Paxos is seeking to modernize the equities settlement process using a regulator-approved blockchain process.
The U.S. Securities and Exchange Commission (SEC) granted Paxos Trust Company no-action relief Monday to settle equity securities trades on a blockchain platform for broker-dealers. Paxos announced that Credit Suisse and Société Générale would be the first two companies to utilize the new Paxos Settlement Service, which would operate on a private and permissioned network.
As envisioned, the service will let two parties bilaterally settle securities trades directly with each other. Monday’s announcement marks the first regulated platform for such trades, and should be more efficient than the existing legacy system.
Paxos has been working on the service for more than two years, said Melayna Ingram, Paxos’ head of securities products and the product director for the service.
While Paxos has similarly been working with the SEC for some 18 months, the company only began working on the no-action letter itself about six months ago, she told CoinDesk. The no-action relief will allow Paxos to operate its service within strict limitations so as to protect other market participants.
“Paxos is using this no-action relief [as an] opportunity to launch this product [and] as a chance to both validate our understanding of the way that the product works and what the participants will need from us as well as the market appetite,” Ingram said.
The new service provides companies a method for settling equities “in a space where there’s been nothing new for close to 50 years,” Ingram said.

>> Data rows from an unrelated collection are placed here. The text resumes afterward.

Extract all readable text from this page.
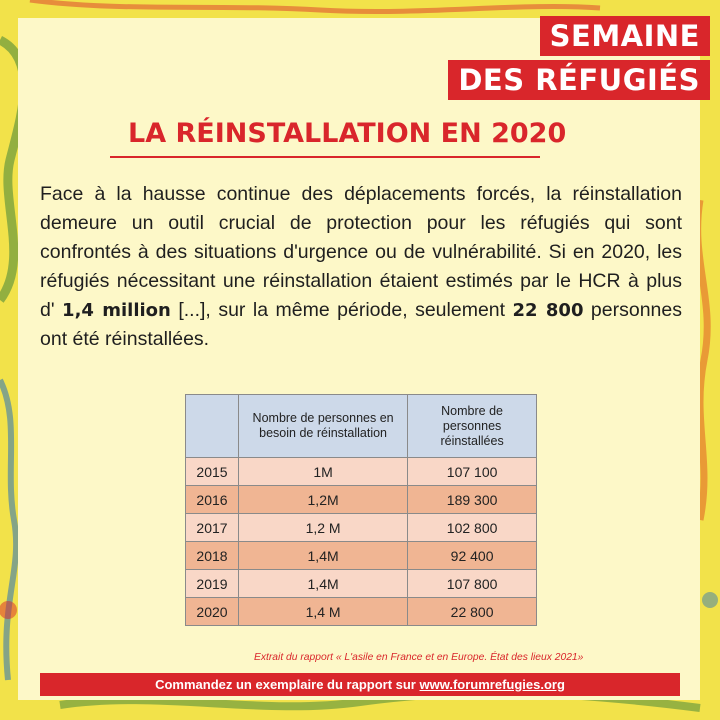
SEMAINE
DES RÉFUGIÉS
LA RÉINSTALLATION EN 2020

Face à la hausse continue des déplacements forcés, la réinstallation demeure un outil crucial de protection pour les réfugiés qui sont confrontés à des situations d'urgence ou de vulnérabilité. Si en 2020, les réfugiés nécessitant une réinstallation étaient estimés par le HCR à plus d' 1,4 million [...], sur la même période, seulement 22 800 personnes ont été réinstallées.

	Nombre de personnes en besoin de réinstallation	Nombre de personnes réinstallées
2015	1M	107 100
2016	1,2M	189 300
2017	1,2 M	102 800
2018	1,4M	92 400
2019	1,4M	107 800
2020	1,4 M	22 800

Extrait du rapport « L'asile en France et en Europe. État des lieux 2021»

Commandez un exemplaire du rapport sur www.forumrefugies.org
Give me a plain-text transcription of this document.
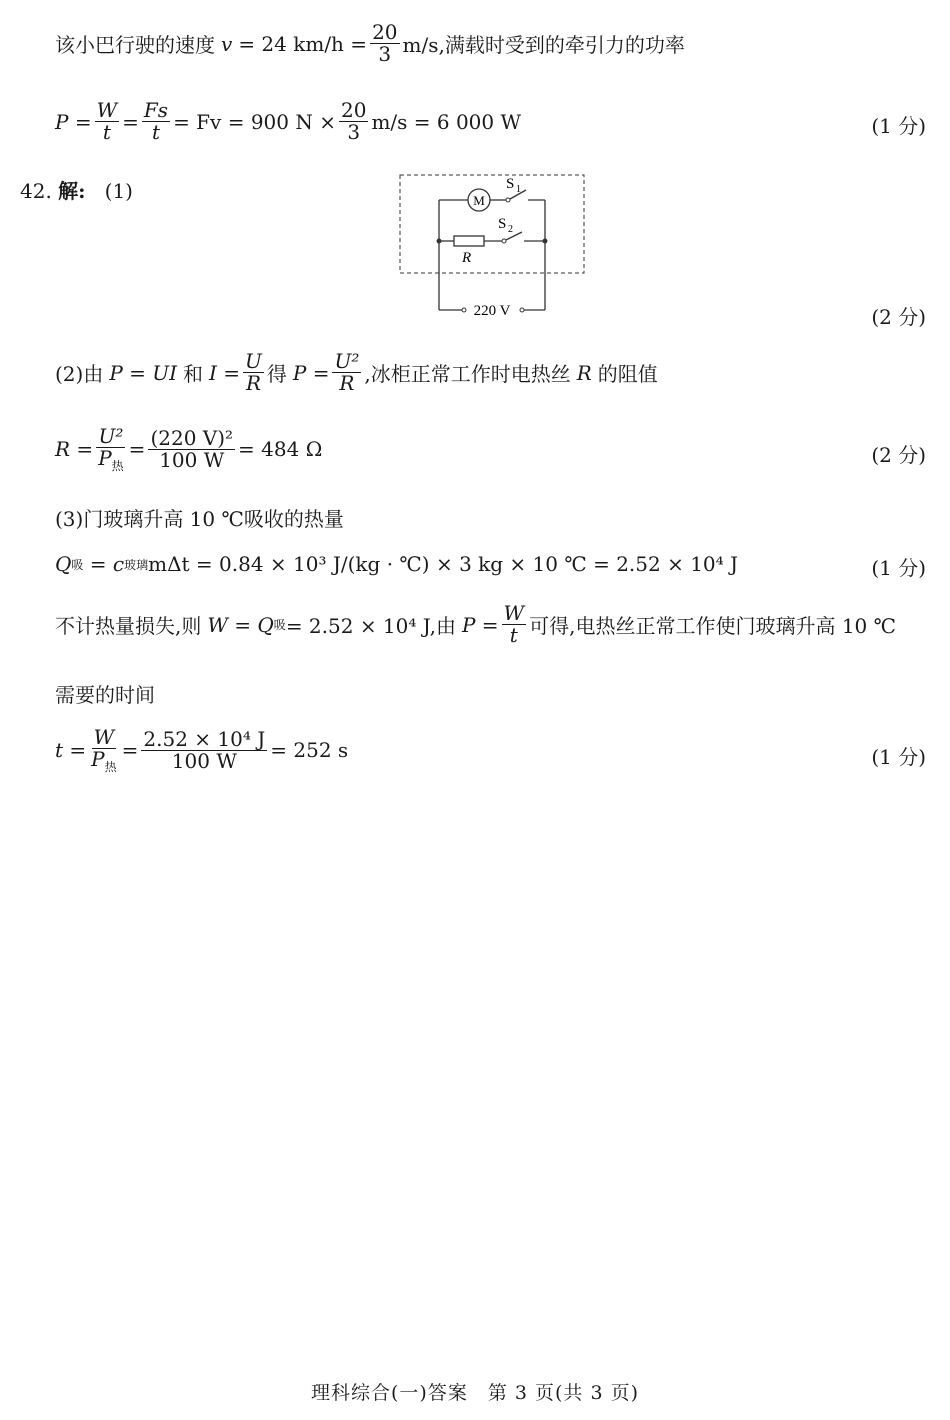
该小巴行驶的速度 v = 24 $km/h = \frac{20}{3} m/s$,满载时受到的牵引力的功率
$P = \frac{W}{t} = \frac{Fs}{t} = Fv = 900$ $N \times \frac{20}{3} m/s = 6$ 000 W	(1 分)
42. 解: (1)	M
S 1
S 2
R
220 V	(2 分)
(2)由 P = UI 和 $I = \frac{U}{R}$ 得 $P = \frac{\text{U²}}{R}$ ,冰柜正常工作时电热丝 R 的阻值
$R = \frac{\text{U²}}{P_热} = \frac{\text{(220 V)²}}{100 W} = 484$ Ω	(2 分)
(3)门玻璃升高 10 ℃吸收的热量
Q 吸 = c 玻璃 mΔt = 0.84 × 10³ J/(kg · ℃) × 3 kg × 10 ℃ = 2.52 × 10⁴ J	(1 分)
不计热量损失,则 W = Q 吸 = 2.52 × 10⁴ J,由 $P = \frac{W}{t}$ 可得,电热丝正常工作使门玻璃升高 10 ℃
需要的时间
$t = \frac{W}{P_热} = \frac{\text{2.52 × 10⁴ J}}{100 W} = 252$ s	(1 分)
理科综合(一)答案　第 3 页(共 3 页)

The long-term vision for the company is to modernize the settlement process, she explained, adding:
“The front office and trading has had a ton of improvements in speed and the level of sophistication and the back office has largely gotten left by the wayside and so this is really this is I think a very meaningful step for the industry in … making the back office aligned with the front office and then ultimately driving a path for firms to perform digital transformation of their back office and operations.”
The company will begin by settling U.S.-listed equities, said Paxos CEO and co-founder Charles Cascarilla. He added in a statement that the equities space is facing “unprecedented consolidation and economic pressures,” forcing the overall market infrastructure to modernize.
Building on
Ingram told CoinDesk that the company had been working with Credit Suisse and Société Générale through most of the past two years to design the product and determine how best to bring it live.
“They had given us lots of meaningful feedback, and they were able to step forward and work with us to become the first [few] early adopters,” she said.
Paxos has also reached out to a number of other companies. Now that Paxos has secured its no-action relief, Ingram expects that other potential participants will finalize their own decision-making processes on whether to sign on.
Credit Suisse head of digital asset markets Emmanuel Aidoo said in a statement that his company was “committed” to looking into new applications for blockchain technology to improve both Credit Suisse’s business as well as the customer experience.
SocGen COO Jeffrey Rosen added that by acting as an early adopter, “we will be able to tailor the system to our needs and introduce a technology that can positively impact our cost structure in both the immediate and long-term.”
Aidoo added:
“We believe the process of securities settlement can be greatly optimized using blockchain, and with Paxos Settlement Service we will benefit from these efficiencies first hand. We see this as a significant and important milestone in our Digital Asset Markets strategy and foresee opportunities to leverage this product across numerous asset classes in the future.”
Launching the Paxos Settlement Service allows the company to demonstrate how the company can combine digital assets with the securities space.
What’s more, “we’re doing so in a regulated way,” she said. “It was very important to us and it obviously took a lot of time and energy but it’s very meaningful for us and and we can work with the SEC’s approval.”
Indeed, the SEC may be looking for “meaningful improvements” from technologies in the U.S. securities market, she said. That being said, the SEC is still a government agency with a process that it needs to follow.
“So long as we see that validation we will pursue steps to … put ourselves under a regulatory status to do this business without the restrictions that the no-action letter presents,” she said.
Monday’s letter is the third granted by the SEC this year to a crypto company, and the first approving equities settlement. The regulator has previously granted Turnkey Jets and Pocketful of Quarters no-action relief to initiate token sales, provided those companies abided by stringent restrictions.